Connecting to an AWS RDS instance via a bastion host ensures a secure and efficient way to manage your database within a VPC. This guide will walk you through the steps required to set up your VPC, RDS, and EC2 instances, and how to establish a connection from local client.
VPC Setup
This enables you to create secure and efficient architectures by segmenting your resources and applying stringent access controls. VPCs facilitate the deployment of web applications and databases in a secure and scalable manner, leveraging AWS’s extensive infrastructure.
Steps
Create Private Subnets
Without Internet Gateway: Ensure that your private subnets do not have any Internet Gateway (IG) attached.
Remove IG or NAT: Remove any IG or NAT gateway attached in the route table of the private subnets.
Multiple Zones: Ensure that your private subnets are in different availability zones to meet security requirements.
Create a Subnet Group
Navigate to RDS Console: From the left side menu in the RDS console, create a subnet group.

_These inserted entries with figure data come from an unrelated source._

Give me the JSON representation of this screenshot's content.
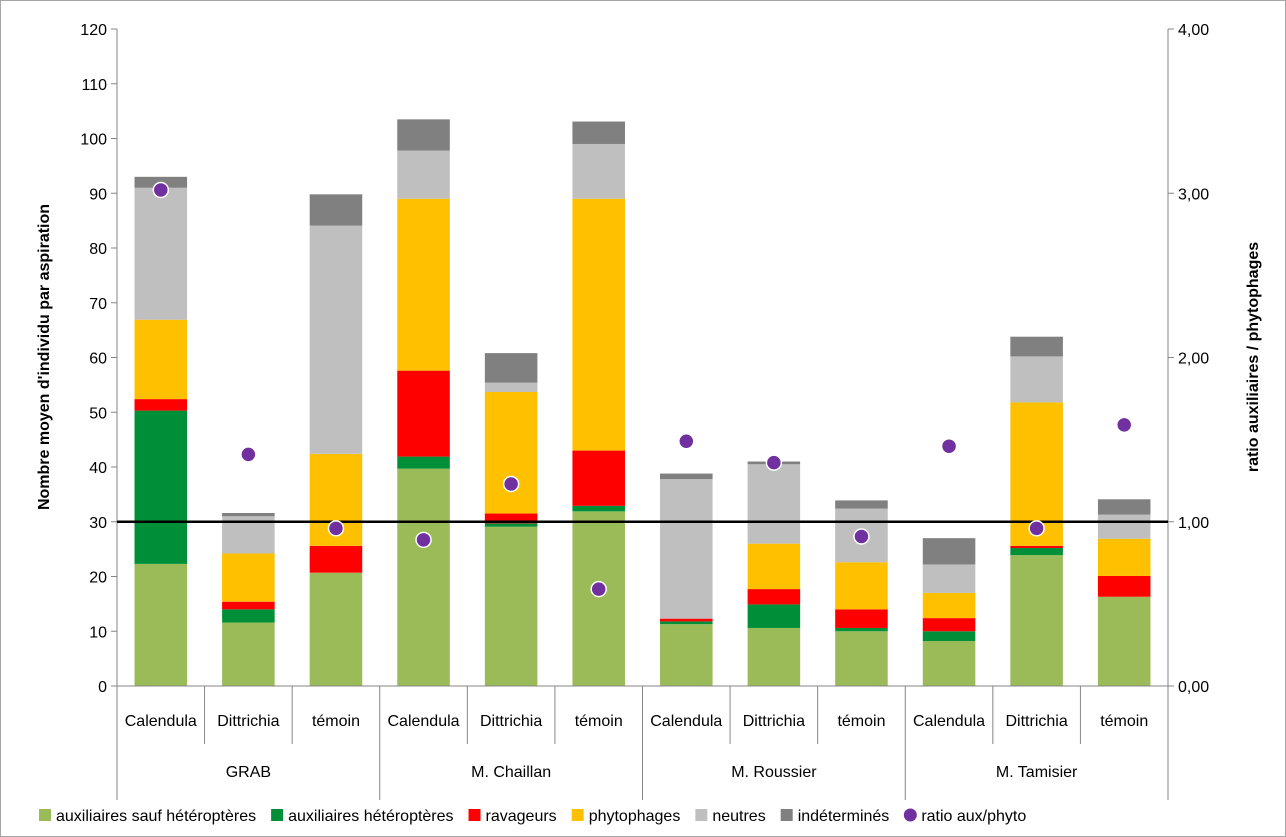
{
  "chart_data": {
    "type": "bar",
    "stacked": true,
    "title": "",
    "ylabel": "Nombre moyen d'individu par aspiration",
    "y2label": "ratio auxiliaires / phytophages",
    "ylim": [
      0,
      120
    ],
    "y2lim": [
      0,
      4
    ],
    "yticks": [
      "0",
      "10",
      "20",
      "30",
      "40",
      "50",
      "60",
      "70",
      "80",
      "90",
      "100",
      "110",
      "120"
    ],
    "y2ticks": [
      "0,00",
      "1,00",
      "2,00",
      "3,00",
      "4,00"
    ],
    "reference_line": {
      "axis": "y2",
      "value": 1.0,
      "color": "#000000"
    },
    "groups": [
      {
        "label": "GRAB",
        "categories": [
          "Calendula",
          "Dittrichia",
          "témoin"
        ]
      },
      {
        "label": "M. Chaillan",
        "categories": [
          "Calendula",
          "Dittrichia",
          "témoin"
        ]
      },
      {
        "label": "M. Roussier",
        "categories": [
          "Calendula",
          "Dittrichia",
          "témoin"
        ]
      },
      {
        "label": "M. Tamisier",
        "categories": [
          "Calendula",
          "Dittrichia",
          "témoin"
        ]
      }
    ],
    "series": [
      {
        "name": "auxiliaires sauf hétéroptères",
        "color": "#9BBB59",
        "values": [
          22.3,
          11.6,
          20.7,
          39.7,
          29.1,
          31.9,
          11.3,
          10.6,
          10.0,
          8.2,
          23.9,
          16.3
        ]
      },
      {
        "name": "auxiliaires hétéroptères",
        "color": "#008F39",
        "values": [
          28.0,
          2.4,
          0.0,
          2.2,
          0.6,
          1.0,
          0.5,
          4.3,
          0.6,
          1.8,
          1.3,
          0.0
        ]
      },
      {
        "name": "ravageurs",
        "color": "#FF0000",
        "values": [
          2.1,
          1.4,
          4.9,
          15.7,
          1.8,
          10.1,
          0.5,
          2.8,
          3.4,
          2.4,
          0.4,
          3.8
        ]
      },
      {
        "name": "phytophages",
        "color": "#FFC000",
        "values": [
          14.5,
          8.8,
          16.8,
          31.4,
          22.2,
          46.0,
          0.0,
          8.3,
          8.6,
          4.6,
          26.2,
          6.8
        ]
      },
      {
        "name": "neutres",
        "color": "#BFBFBF",
        "values": [
          24.1,
          6.8,
          41.7,
          8.8,
          1.7,
          10.0,
          25.5,
          14.5,
          9.8,
          5.2,
          8.4,
          4.4
        ]
      },
      {
        "name": "indéterminés",
        "color": "#808080",
        "values": [
          2.0,
          0.6,
          5.7,
          5.7,
          5.4,
          4.1,
          1.0,
          0.5,
          1.5,
          4.8,
          3.6,
          2.8
        ]
      }
    ],
    "ratio_series": {
      "name": "ratio aux/phyto",
      "color": "#7030A0",
      "axis": "y2",
      "values": [
        3.02,
        1.41,
        0.96,
        0.89,
        1.23,
        0.59,
        1.49,
        1.36,
        0.91,
        1.46,
        0.96,
        1.59
      ]
    },
    "legend": {
      "position": "bottom"
    },
    "grid": false
  }
}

Include Private Subnets: Add the private subnets created earlier into this subnet group.
Create a Public Subnet
Public Access: Ensure that this subnet has an Internet Gateway attached to it, allowing public access.
RDS Setup
Make sure your RDS instance is inside the Private subnets
Move Instance to private subnet group
Private Subnet Group: When creating the RDS instance, choose the subnet group containing the private subnets.
If instance is in both private and public then use this for move them to private subnets here
Configure Security Groups
RDS Security Group: Create or update the security group for your RDS instance.
Allow Inbound Access: Add rules to allow inbound traffic from the EC2 security group.
EC2 Setup
Create an EC2 Instance
Public Subnet: Launch your EC2 instance in the public subnet.
Elastic IP: Assign an elastic IP to the EC2 instance for consistent connectivity.
Configure Security Groups
Outbound Rule: Ensure the security group of the EC2 instance allows outbound traffic to the RDS security group.